Healing was an emergent property that resulted from each individuals’ complex healing journey, a result of bridged connections between resources and relationships. “…they gradually found relief from suffering and began to exhibit emergent characteristics: a sense of hope, self-acceptance, and a desire to help others—the immediate precursors to healing.”

 In varying degrees, “they were able to transcend their suffering and in some sense to flourish.” 

  • Helping Others: We find meaning in helping others. “Understanding that suffering gives the strength and experience to help others in similar situations.”
  • Hope: We begin to have hope that we will not always feel this bad. A Crohn’s patient said, “I think gradually I realized that I was going to feel better. I did have days when I actually didn’t vomit, when I did feel better. And I think gradually I came to believe that maybe I could have a normal life again.”
  • Self-Acceptance: We see our inherent value and understand that we are not to blame for our suffering. A participant living with HIV said, “I’m really proud of myself. I think that now I still want to live. I don’t want to die, and I really love myself a lot. I have a lot of comfort in myself.”

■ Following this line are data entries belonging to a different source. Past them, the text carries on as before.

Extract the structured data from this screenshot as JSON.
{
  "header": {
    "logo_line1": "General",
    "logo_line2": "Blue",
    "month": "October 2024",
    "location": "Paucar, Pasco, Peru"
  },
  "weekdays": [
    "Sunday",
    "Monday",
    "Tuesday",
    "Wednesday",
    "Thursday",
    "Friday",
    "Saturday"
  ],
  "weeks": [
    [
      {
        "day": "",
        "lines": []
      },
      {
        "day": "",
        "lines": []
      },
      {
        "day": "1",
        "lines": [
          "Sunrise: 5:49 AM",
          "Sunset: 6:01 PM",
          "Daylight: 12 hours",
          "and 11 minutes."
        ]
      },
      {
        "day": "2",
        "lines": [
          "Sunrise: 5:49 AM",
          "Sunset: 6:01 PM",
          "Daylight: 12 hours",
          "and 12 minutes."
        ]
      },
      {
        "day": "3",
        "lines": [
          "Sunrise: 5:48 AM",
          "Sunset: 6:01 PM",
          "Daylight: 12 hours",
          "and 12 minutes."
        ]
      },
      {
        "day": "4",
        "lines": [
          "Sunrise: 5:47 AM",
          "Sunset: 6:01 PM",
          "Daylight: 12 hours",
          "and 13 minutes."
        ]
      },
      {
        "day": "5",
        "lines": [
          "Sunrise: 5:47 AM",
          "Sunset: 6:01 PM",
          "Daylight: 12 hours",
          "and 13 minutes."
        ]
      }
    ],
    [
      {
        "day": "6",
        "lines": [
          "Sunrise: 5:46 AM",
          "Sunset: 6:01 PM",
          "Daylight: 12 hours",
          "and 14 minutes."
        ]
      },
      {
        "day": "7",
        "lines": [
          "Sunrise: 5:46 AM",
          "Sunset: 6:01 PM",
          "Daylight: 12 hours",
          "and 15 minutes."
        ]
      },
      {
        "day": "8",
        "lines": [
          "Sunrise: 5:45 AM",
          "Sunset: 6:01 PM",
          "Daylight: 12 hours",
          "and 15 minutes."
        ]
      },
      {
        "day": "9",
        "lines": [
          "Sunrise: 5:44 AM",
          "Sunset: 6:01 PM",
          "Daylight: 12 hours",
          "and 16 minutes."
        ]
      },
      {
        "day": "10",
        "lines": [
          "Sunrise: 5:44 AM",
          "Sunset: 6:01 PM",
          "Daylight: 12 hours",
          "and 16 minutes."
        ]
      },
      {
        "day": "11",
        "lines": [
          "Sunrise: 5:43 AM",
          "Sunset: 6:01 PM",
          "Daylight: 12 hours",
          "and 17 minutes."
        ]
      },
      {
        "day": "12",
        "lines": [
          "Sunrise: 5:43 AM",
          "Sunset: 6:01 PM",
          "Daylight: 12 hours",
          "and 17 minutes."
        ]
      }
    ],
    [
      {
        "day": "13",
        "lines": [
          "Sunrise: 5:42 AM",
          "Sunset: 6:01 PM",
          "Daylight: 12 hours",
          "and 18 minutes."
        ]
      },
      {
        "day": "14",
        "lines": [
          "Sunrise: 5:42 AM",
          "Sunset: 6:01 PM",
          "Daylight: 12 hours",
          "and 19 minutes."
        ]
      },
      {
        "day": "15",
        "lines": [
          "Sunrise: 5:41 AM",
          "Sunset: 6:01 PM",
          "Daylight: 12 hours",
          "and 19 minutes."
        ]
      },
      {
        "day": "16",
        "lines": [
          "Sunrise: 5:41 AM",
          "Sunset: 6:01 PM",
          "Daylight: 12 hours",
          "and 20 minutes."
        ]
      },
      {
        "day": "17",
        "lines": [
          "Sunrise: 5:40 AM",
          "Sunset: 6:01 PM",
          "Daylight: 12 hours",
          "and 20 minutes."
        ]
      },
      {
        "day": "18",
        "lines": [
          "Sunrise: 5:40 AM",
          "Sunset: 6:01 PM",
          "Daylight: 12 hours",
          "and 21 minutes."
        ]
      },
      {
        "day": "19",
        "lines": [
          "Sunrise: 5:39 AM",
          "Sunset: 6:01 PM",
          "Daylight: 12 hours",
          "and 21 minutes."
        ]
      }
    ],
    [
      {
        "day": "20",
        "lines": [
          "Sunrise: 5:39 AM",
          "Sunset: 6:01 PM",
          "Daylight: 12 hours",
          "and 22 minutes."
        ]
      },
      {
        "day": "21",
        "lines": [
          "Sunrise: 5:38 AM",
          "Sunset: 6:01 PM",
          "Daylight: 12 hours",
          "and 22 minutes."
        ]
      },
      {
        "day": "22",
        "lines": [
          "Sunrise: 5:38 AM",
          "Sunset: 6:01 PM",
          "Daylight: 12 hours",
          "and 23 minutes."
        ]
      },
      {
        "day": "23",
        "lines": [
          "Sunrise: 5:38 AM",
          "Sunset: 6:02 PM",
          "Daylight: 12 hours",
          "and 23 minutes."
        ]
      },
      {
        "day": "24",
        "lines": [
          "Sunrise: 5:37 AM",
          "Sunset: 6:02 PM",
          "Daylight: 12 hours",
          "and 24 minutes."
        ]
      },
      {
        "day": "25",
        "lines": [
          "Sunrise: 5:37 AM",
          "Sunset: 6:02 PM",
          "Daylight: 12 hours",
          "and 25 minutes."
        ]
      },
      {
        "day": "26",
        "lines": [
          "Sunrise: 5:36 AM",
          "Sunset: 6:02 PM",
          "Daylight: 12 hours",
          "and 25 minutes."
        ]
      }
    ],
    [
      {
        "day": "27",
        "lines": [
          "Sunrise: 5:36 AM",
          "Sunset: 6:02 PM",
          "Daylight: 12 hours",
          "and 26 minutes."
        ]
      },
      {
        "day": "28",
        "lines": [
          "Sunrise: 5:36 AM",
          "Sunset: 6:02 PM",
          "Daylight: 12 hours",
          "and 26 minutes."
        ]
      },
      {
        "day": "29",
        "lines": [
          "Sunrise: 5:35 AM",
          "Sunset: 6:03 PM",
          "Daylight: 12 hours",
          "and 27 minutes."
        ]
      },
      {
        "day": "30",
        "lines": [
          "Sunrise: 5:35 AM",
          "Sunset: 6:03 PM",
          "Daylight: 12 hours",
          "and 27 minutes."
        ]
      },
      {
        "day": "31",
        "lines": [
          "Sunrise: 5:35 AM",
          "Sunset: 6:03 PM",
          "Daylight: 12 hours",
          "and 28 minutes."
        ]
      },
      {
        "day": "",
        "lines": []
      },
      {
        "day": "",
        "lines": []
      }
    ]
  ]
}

Suffering is the ongoing pain from wounding. 

There is debate about whether or not one actually needs to experience suffering on the path to healing.

Wounding happens when we experience physical or emotional harm. It can stem from chronic illness or by physical or psychological trauma for which we do not have the tools to cope, or a combination of those factors. 

“The degree and quality of suffering experienced by each individual is framed by contextual factors that include personal characteristics, timing of their initial or ongoing wounding in the developmental life cycle and prior and current relationships.”

Characteristics: How predisposed someone may be to wounding/how many tools and resources someone may have to deal with trauma/illness.

Lifestages: Developmental timing plays an important role in the impact of trauma — young children often do not have the same resources as older adults.

Relationships: Relationships can provide solace and support for those suffering, while lack of healthy relationships can prolong suffering.